The other thing we added for preventing data exposure was through training and human governance. AI Usage policies were introduced, communication was sent out about using AI safely, that to be aware of data that is being fed to AI models like no PII data, or any sensitive data should be part of any prompt or have access to the data. At the end of the day, it is a system that sits on the internet and can be accessed, can be exploited. So having that security mindset within each employee, as part of a working data governance habit, helps further prevent data exposure and misleading outputs.

7. Anonymization and a strong contractual layer

From the agentic AI perspective, the guardrail we put in is that any PII data is obscured when viewing data. It runs through a local model which identifies it and takes it away. That helps prevent data loss, because we know now PII data is not leaving the environment.

There is also a strong contractual perspective, which is where data sovereignty and vendor lock-in matter. We use Vertex AI through Google, and Vertex claims they do not store data or use it to train their models or any other model. KAI currently uses Gemini, and since we have not enabled logging on Google Vertex, it doesn't store any client data passed through as part of a KAI session.
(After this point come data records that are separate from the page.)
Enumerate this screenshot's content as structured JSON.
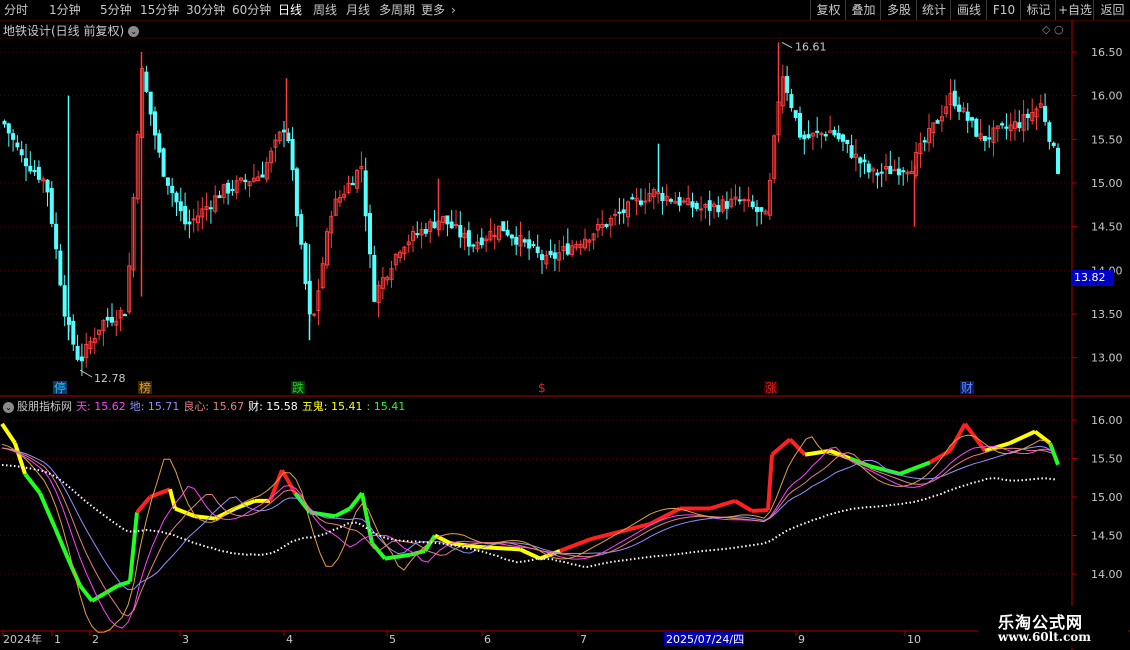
{
  "toolbar": {
    "timeframes": [
      "分时",
      "1分钟",
      "5分钟",
      "15分钟",
      "30分钟",
      "60分钟",
      "日线",
      "周线",
      "月线",
      "多周期",
      "更多"
    ],
    "active": "日线",
    "right_buttons": [
      "复权",
      "叠加",
      "多股",
      "统计",
      "画线",
      "F10",
      "标记",
      "+自选",
      "返回"
    ]
  },
  "main_panel": {
    "title": "地铁设计(日线 前复权)",
    "price_axis": [
      "16.50",
      "16.00",
      "15.50",
      "15.00",
      "14.50",
      "14.00",
      "13.50",
      "13.00"
    ],
    "current_price": "13.82",
    "high_label": "16.61",
    "low_label": "12.78",
    "markers": [
      {
        "text": "停",
        "color": "#2ec4d6",
        "bg": "#0a3a7a"
      },
      {
        "text": "榜",
        "color": "#e0a030",
        "bg": "#3a2a00"
      },
      {
        "text": "跌",
        "color": "#20d020",
        "bg": "#003a00"
      },
      {
        "text": "$",
        "color": "#e02020",
        "bg": "#000"
      },
      {
        "text": "涨",
        "color": "#e02020",
        "bg": "#3a0000"
      },
      {
        "text": "财",
        "color": "#5a8aff",
        "bg": "#0a1a5a"
      }
    ],
    "up_color": "#ff3c3c",
    "down_color": "#54ffff"
  },
  "indicator_panel": {
    "name": "股朋指标网",
    "values": [
      {
        "label": "天: 15.62",
        "color": "#ff40ff"
      },
      {
        "label": "地: 15.71",
        "color": "#9090ff"
      },
      {
        "label": "良心: 15.67",
        "color": "#e08080"
      },
      {
        "label": "财: 15.58",
        "color": "#ffffff"
      },
      {
        "label": "五鬼: 15.41",
        "color": "#ffff00"
      },
      {
        "label": ": 15.41",
        "color": "#20ff20"
      }
    ],
    "price_axis": [
      "16.00",
      "15.50",
      "15.00",
      "14.50",
      "14.00"
    ]
  },
  "time_axis": {
    "labels": [
      "2024年",
      "1",
      "2",
      "3",
      "4",
      "5",
      "6",
      "7",
      "9",
      "10"
    ],
    "crosshair_date": "2025/07/24/四"
  },
  "watermark": {
    "line1": "乐淘公式网",
    "line2": "www.60lt.com"
  }
}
The one decision that sped up safe adoption

How 3 agents running in parallel speed up safe adoption of generative AI deployment

Talking about the one decision that sped up safe adoption: that was running three agents in parallel, in every single session.

We built a system of nine agents that includes a developer, an architect, a UI/UX and a few others. But the most important thing was that every agent ran with another two agents in parallel in every session: a security agent and a critic agent.

The security agent's responsibility was to look into OWASP Top 10 and identify any security vulnerabilities, as well as look into available OSVs and other data sources to identify any existing CVEs, and make sure the code - and the user working against it - is safe.

The critic is an interesting one, because the critic is quite flexible. The critic is something like human in loop: we introduce questions and challenges for things it does. For example, if an architect comes up with a connection to a database, the critic would ask: have you considered multi availability zones, have you considered read-write replicas, have you considered latencies? Along with that, the critic would also question security, to make sure the security agent has not missed anything. And that is really important.

We call it KAPI, Kleene AI Platform Intelligence. It's the same principle behind AI agent orchestration: the value isn't one clever agent, it's the agents that watch each other. I saw adoption increase in a few days, and it's all centralized, with logging enabled so we can catch deviations quickly.

For the wider business, security played a really big part too. The first thing was to identify the compliance around using Claude across the organization, followed by identifying use cases - making sure the ones we automate through agents are the ones we really need, where the business outcome is a tangible outcome. Not automating for the sake of it, adding agents and then spending more time maintaining them than their output is worth. Get that order right, and those seven guardrails plus the security-and-critic pairing are what turn careful experimentation into safe enterprise AI deployment.

I suggest get that order right, and those seven guardrails plus the security-and-critic pairing can turn careful experimentation into safe enterprise AI deployment.